The Government has set a target of vaccinating 15 million of the most vulnerable people in the UK by mid-February.
Mr Johnson said that after then “we will think about what steps we could take to lift the restrictions”, but stressed that any easing will depend on what is happening with the virus.
He also warned that the NHS is facing “extraordinary pressures”, saying “this is not the time for the slightest relaxation of our national resolve”.
The Prime Minister said: “On Tuesday, we saw 4,134 new admissions to hospital on a single day – the highest at any point in this pandemic.
“There are now more than 37,000 Covid patients in hospitals across the UK and in spite of all the efforts of our doctors and nurses and our medical staff we’re now seeing cancer treatments sadly postponed, ambulances queuing, and intensive care units spilling over into adjacent wards.”

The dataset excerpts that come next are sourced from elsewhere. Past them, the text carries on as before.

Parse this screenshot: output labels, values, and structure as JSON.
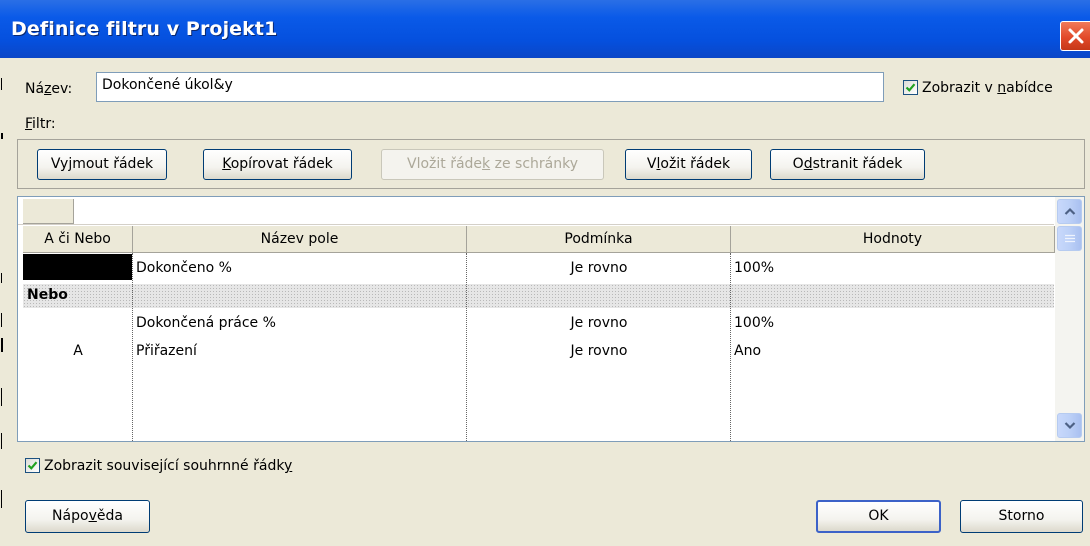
{
  "window": {
    "title": "Definice filtru v Projekt1"
  },
  "name_row": {
    "label_pre": "Ná",
    "label_u": "z",
    "label_post": "ev:",
    "value": "Dokončené úkol&y",
    "show_in_menu": {
      "checked": true,
      "label_pre": "Zobrazit v ",
      "label_u": "n",
      "label_post": "abídce"
    }
  },
  "filter_label": {
    "u": "F",
    "post": "iltr:"
  },
  "toolbar": {
    "cut_row": {
      "pre": "Vy",
      "u": "j",
      "post": "mout řádek"
    },
    "copy_row": {
      "pre": "",
      "u": "K",
      "post": "opírovat řádek"
    },
    "paste_row": {
      "pre": "Vložit řáde",
      "u": "k",
      "post": " ze schránky",
      "disabled": true
    },
    "insert_row": {
      "pre": "V",
      "u": "l",
      "post": "ožit řádek"
    },
    "delete_row": {
      "pre": "O",
      "u": "d",
      "post": "stranit řádek"
    }
  },
  "grid": {
    "columns": [
      "A či Nebo",
      "Název pole",
      "Podmínka",
      "Hodnoty"
    ],
    "rows": [
      {
        "andor": "",
        "field": "Dokončeno %",
        "condition": "Je rovno",
        "value": "100%",
        "selected": true
      },
      {
        "andor": "Nebo",
        "field": "",
        "condition": "",
        "value": "",
        "group": true
      },
      {
        "andor": "",
        "field": "Dokončená práce %",
        "condition": "Je rovno",
        "value": "100%"
      },
      {
        "andor": "A",
        "field": "Přiřazení",
        "condition": "Je rovno",
        "value": "Ano"
      }
    ]
  },
  "summary_rows": {
    "checked": true,
    "pre": "Zobrazit související souhrnné řádk",
    "u": "y",
    "post": ""
  },
  "buttons": {
    "help": {
      "pre": "Nápo",
      "u": "v",
      "post": "ěda"
    },
    "ok": "OK",
    "cancel": "Storno"
  },
  "colors": {
    "title_bar": "#0a5ae8",
    "dialog_bg": "#ece9d8",
    "close_button": "#e24a2a",
    "checkmark": "#21a121",
    "selection": "#000000"
  },
  "icons": {
    "close": "close-icon",
    "check": "checkmark-icon",
    "scroll_up": "chevron-up-icon",
    "scroll_down": "chevron-down-icon",
    "scroll_thumb": "grip-icon"
  }
}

Mr Johnson said around one third of Covid patients admitted to hospital are under 65, while a quarter are under 55.
He added: “So it can affect and does affect huge numbers of younger people as well, often very badly, and the risk is that those numbers would be greatly inflated if we let go too soon in circumstances where the disease was really rampant.
“That is not to say that I don’t want to try to get to relaxations as soon as we reasonably can – but there are a lot of things that have to go right.”
Chief medical officer Professor Chris Whitty said restrictions would need to be eased gradually, telling the briefing: “We’re not going to move from a sudden lockdown situation to nothing.
“It will have to be walking backwards by degrees, testing what works, and then if that works going the next step.”
Prof Whitty also said the number of patients being admitted to hospital with coronavirus is set to peak within the next 10 days – but that the peak in deaths will be later.
He said that while it was “very likely” the outlook for the UK will improve greatly by the spring – suggesting at some point after Easter – it will not “suddenly” be “all over”.
A further 1,280 people died within 28 days of testing positive for Covid-19 as of Friday, while there were another 55,761 lab-confirmed cases of coronavirus in the UK.
Elsewhere in the UK, toughened lockdown restrictions will come into force in Scotland – with new rules on takeaway food and drink, and the end of non-essential click-and-collect services.
In Wales, First Minister Mark Drakeford announced new measures for supermarkets due to “significant evidence” that coronavirus is spreading among customers and staff.
And in Northern Ireland, Stormont health minister Robin Swann said it was “highly unlikely” restrictions will be eased when their six-week lockdown ends.